Jean-Pierre devient aujourd'hui président de l'académie du Vin de France, qui par ailleurs publie ce communiqué:
DEFENDONS LE VIN DE FRANCE ET PROTEGEONS SA DIMENSION CULTURELLE !
Pendant que les campagnes anti-alcoolique diabolisent le Vin de France en oubliant sa dimension culturelle, d’autres pays se l’approprient !
L'Académie du Vin de France a tenu sa réunion annuelle au Restaurant Laurent. Elle réunit de grands vignerons de France dont la réputation est connue dans le monde entier. Depuis 1933, date de sa création, elle a pour mission statutaire de défendre le vin de France.
Elle constate et regrette aujourd’hui que le vin devienne en France synonyme d'alcoolisme sous les coups de boutoirs de l'Etat Français qui, dans le cadre de son action de protection de la santé publique, au demeurant indispensable et légitime, a cru utile de diaboliser l'image et la consommation du vin de qualité, balayant au passage sa dimension culturelle.
Et pourtant ni l'ivresse, ni l'abstinence du vin ne font partie de la culture du vin !
Nous sommes en train d'assister à une dérive terriblement dangereuse à savoir que le vin ne soit plus quotidien mais occasionnel, que le vin de France ne soit associé qu'aux repas festifs, aux rituels et donc associé à des circonstances où l'on risque de trop boire et de donner raison à ses détracteurs.
Nous sommes en train de commettre une erreur à savoir: ce n'est pas la consommation qui est mauvaise, c'est la consommation excessive, alors que la consommation raisonnable est bonne pour la santé. Au nom du politiquement correct, personne n'ose le dire!. Les travaux qui vont dans ce sens sont pratiquement cachés comme s'ils étaient honteux.
Les dimensions culturelles et économiques du vin paraissent menacées. C'est aux membres de l'Académie du vin de France qu'il appartient de réagir et de jouer le rôle que sa sagesse lui confère.
Avec le pain, le vin est un symbole fort de notre culture française ! Ne laissons pas dilapider cet héritage ! L'Espagne a fait du vin un produit culturel.
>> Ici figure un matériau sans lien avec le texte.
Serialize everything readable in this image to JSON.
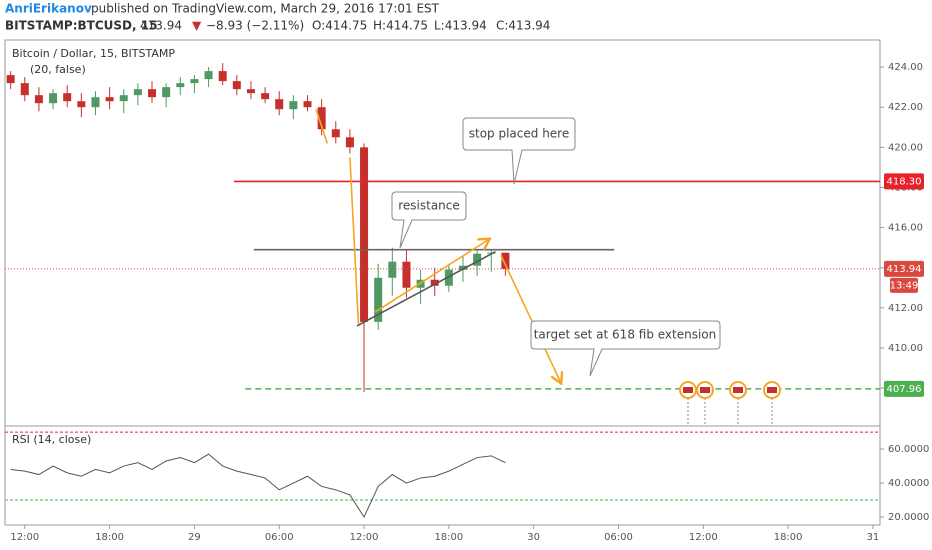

Pourquoi pas la France, championne toutes catégories de l'exception culturelle?
L'Académie estime aujourd'hui qu'il est de son devoir d'intervenir énergiquement auprès des pouvoirs publics, de la presse, des facultés de médecine etc… pour défendre la cause du vin.
Elle va organiser en 2005 un grand débat à Paris sur le thème "la France perd-elle sa culture du vin", auquel seront invités des vignerons, des chefs de cuisine, des médecins, des chercheurs, des écrivains, les gens du show-business ayant des vignobles etc…
En attendant, un forum va être créé sur Internet pour lancer le débat afin que le site devienne à terme un moyen de pression.
Commissaire chargé des relations avec la Presse et la Gastronomie :
Alain SENDERENS / Restaurant Lucas Carton
Trésorier : Philippe BOURGUIGNON / Restaurant Laurent
Secrétaire : Benoît FRANCE / Editions Benoît FRANCE
Vices Président : Aubert de VILLAINE / Domaine de la Romanée Conti
René ROUGIER / Château Simone
Président : Jean-Pierre PERRIN / Château de Beaucastel


Félicitation pour ce communiqué. Le vin français est une exception culturelle qu'il faut a tout prix protéger.
La position de l'Académie est bien sûr la mienne et que je partage depuis de nombreuses années avec mes lecteurs du journal Le Devoir au Québec. Ahhh... cette belle France que j'aime (j'y ai même épousé une parisienne!),comment se fait-il qu'Elle soit passer maître à se saborder de la sorte? Je la connais par ses vignobles et forcémment par ses cultures régionales d'une richesse inouïe et je ne supporte tout simplement pas qu'elle se fasse damner le pion à l'internationale. Ma seule consolation: avec l'École de femmes du vin qui verra le jour début 2005 à Paris, j'ose espérer à faire ma part pour le rayonnement des vins français auprès d'une clientelle qui sait la vraie valeur du patrimoine...
bien savoureusement,
Jean Aubry, auteur et chroniqueur vin
Bravo pour votre initiative ! Elle est majeure pour la défense de ce pan de culture française, que représente le vin et la gastronomie, défense de nos paysages et de notre environnement, et plus largement, protection de ce droit à la spécificité culturelle. L'éléctoralisme et les effets de manches politiques peuvent conduire à la diabolisation de métiers ou d'entreprises : déja vu, et tristement célèbre, quand la diabolisation s'étend à autre chose que le métier...
Sachons vivre le vin, comme nous devrions vivre le reste : avec goût, sans excès.